Potted History: The Story of Plants in the Home
- Hardback edition (2007)
- Author: Catherine Horwood
- Language: English
- Subject: History Horticulture
- Publisher: Frances Lincoln Publishers
- Publication date: 2007
- Publication place: United Kingdom
- Media type: Print (hardcover
- Pages: 288 (original hardback)
- ISBN: 978-0711228009

= Potted History =

2007 book about the history of houseplants

Potted History: The Story of Plants in the Home is a 2007 book on the social history and horticulture of houseplants by the social and cultural historian Catherine Horwood. It was first published in hardback by the British publisher Frances Lincoln Publishers.
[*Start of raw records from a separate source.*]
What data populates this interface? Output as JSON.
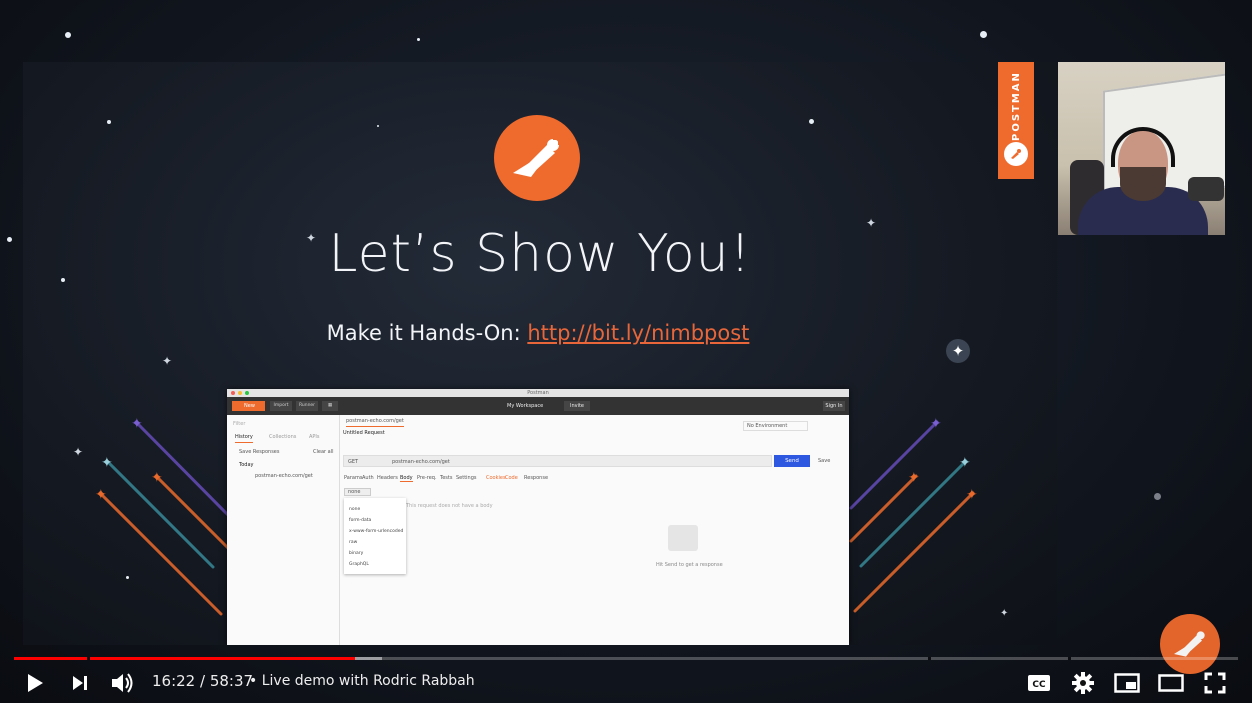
{
  "slide": {
    "title": "Let’s Show You!",
    "subtitle_prefix": "Make it Hands-On: ",
    "subtitle_link": "http://bit.ly/nimbpost",
    "brand_badge": "POSTMAN",
    "accent_color": "#ef6a2d"
  },
  "embedded_app": {
    "window_title": "Postman",
    "new_label": "New",
    "import_label": "Import",
    "runner_label": "Runner",
    "workspace_label": "My Workspace",
    "invite_label": "Invite",
    "signin_label": "Sign In",
    "filter_placeholder": "Filter",
    "tabs": [
      "History",
      "Collections",
      "APIs"
    ],
    "save_responses_label": "Save Responses",
    "clear_all_label": "Clear all",
    "today_label": "Today",
    "history_item": "postman-echo.com/get",
    "request_tab": "postman-echo.com/get",
    "untitled_request": "Untitled Request",
    "environment": "No Environment",
    "method": "GET",
    "url": "postman-echo.com/get",
    "send_label": "Send",
    "save_label": "Save",
    "request_tabs": [
      "Params",
      "Auth",
      "Headers",
      "Body",
      "Pre-req.",
      "Tests",
      "Settings"
    ],
    "cookies_label": "Cookies",
    "code_label": "Code",
    "response_label": "Response",
    "body_type": "none",
    "body_options": [
      "none",
      "form-data",
      "x-www-form-urlencoded",
      "raw",
      "binary",
      "GraphQL"
    ],
    "body_hint": "This request does not have a body",
    "response_hint": "Hit Send to get a response",
    "send_color": "#2f58e0"
  },
  "player": {
    "current_time": "16:22",
    "duration": "58:37",
    "time_separator": " / ",
    "chapter_bullet": "•",
    "chapter_title": "Live demo with Rodric Rabbah",
    "played_fraction": 0.279,
    "buffered_fraction": 0.301,
    "chapter_marks": [
      0.06,
      0.747,
      0.861
    ],
    "played_color": "#ff0000",
    "icons": {
      "play": "play-icon",
      "next": "next-icon",
      "volume": "volume-icon",
      "captions": "cc-icon",
      "settings": "gear-icon",
      "miniplayer": "miniplayer-icon",
      "theater": "theater-icon",
      "fullscreen": "fullscreen-icon"
    }
  }
}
Potted History: The Story of Plants in the Home was first published in the UK in an illustrated, hardback edition.

==Summary==
Rather than focusing on the more usual subject matter of how to look after and rear houseplants, Horwood instead traces the historical and sociological reasons why houseplants came to be found in our homes. She writes how potted plants and domestic horticulture are as subject to fashion as pieces of furniture, from the Victorian's use of the aspidistra in their front parlour to the contemporary of the orchid in the designer loft. The book also covers the influence of indoor horticulture on period design, finding that Wedgwood created a market for special bulb pots and that some of Terence Conran's early designs were for houseplant containers.